Harmonics and pizzicati constitute the building blocks of Arcadiana (1994) by British composer Thomas Adès. Violist Asbjørn Nørgaard forms the spine of its nascent stirrings, providing flexion and support to every change of comportment. Brief as they are, suspensions drop hints of their own volition, each a crumb of self-reflection. The fourth, entitled “Et… (tango mortale),” is the most jagged of these, while the tender sixth, “O Albion,” takes us into swaddling darkness. Gathering them requires initiations both declamatory and soothing, and reveals an underlying psychological realism. This is music that seeks, even as it is found.
The Quartetto Breve (1952) of Per Nørgård finds cellist Fredrik Schøyen Sjölin planting feet, thereby lending traction to the Danish composer’s robust sensitivity. Like a headlong rush slowed to the tempo of dissection, the opening Lento frames scenic changes with curatorial spirit. This fiercely diurnal piece reveals its truth, however, in the final Allegro risoluto: a space where playfulness ephemerally abounds yet feels indelible. Resolution is not a farewell, but a welcoming of change. Affirmation, angularity, and trembling prevail.
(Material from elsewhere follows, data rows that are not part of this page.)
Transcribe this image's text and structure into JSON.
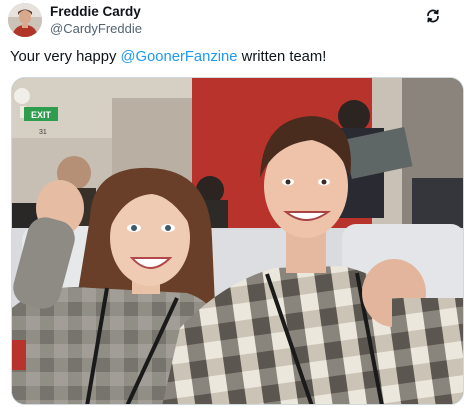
{
  "author": {
    "display_name": "Freddie Cardy",
    "handle": "@CardyFreddie",
    "avatar_icon": "user-avatar-photo"
  },
  "header": {
    "more_icon": "circular-arrows-icon"
  },
  "post": {
    "text_before": "Your very happy ",
    "mention": "@GoonerFanzine",
    "text_after": " written team!"
  },
  "media": {
    "exit_sign": "EXIT",
    "row_number": "31"
  },
  "colors": {
    "mention": "#1d9bf0",
    "text": "#0f1419",
    "secondary": "#536471",
    "stadium_red": "#b52a24"
  }
}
Violinists Rune Tonsgaard Sørensen and Frederik Øland are the arms and hands of Danish composer Hans Abrahamsen’s fascinating 10 Preludes (1973). Their opening lob casts us into a lake of voices. Abrahamsen possesses an uncanny ability to attune listeners to a heartbeat that cannot be heard from the outside, and emphasizes as much through his distinctly percussive palette. There’s much to discover in this color wheel of vignettes, at once flowing and interruptive. The eighth is especially wondrous and calms us for the final dance, by which indications of hieroglyphic proportion animate themselves in anticipation of the future.
In spite of the apparent influences (Nørgård drawing from the well of Bartók) and pedagogical relationships (Abrahamsen being the former’s pupil) documented in the album’s booklet, the music suggests its own associations by the power of an innate desire to be known. Let our ears, then, be the vessels worthy of their drink.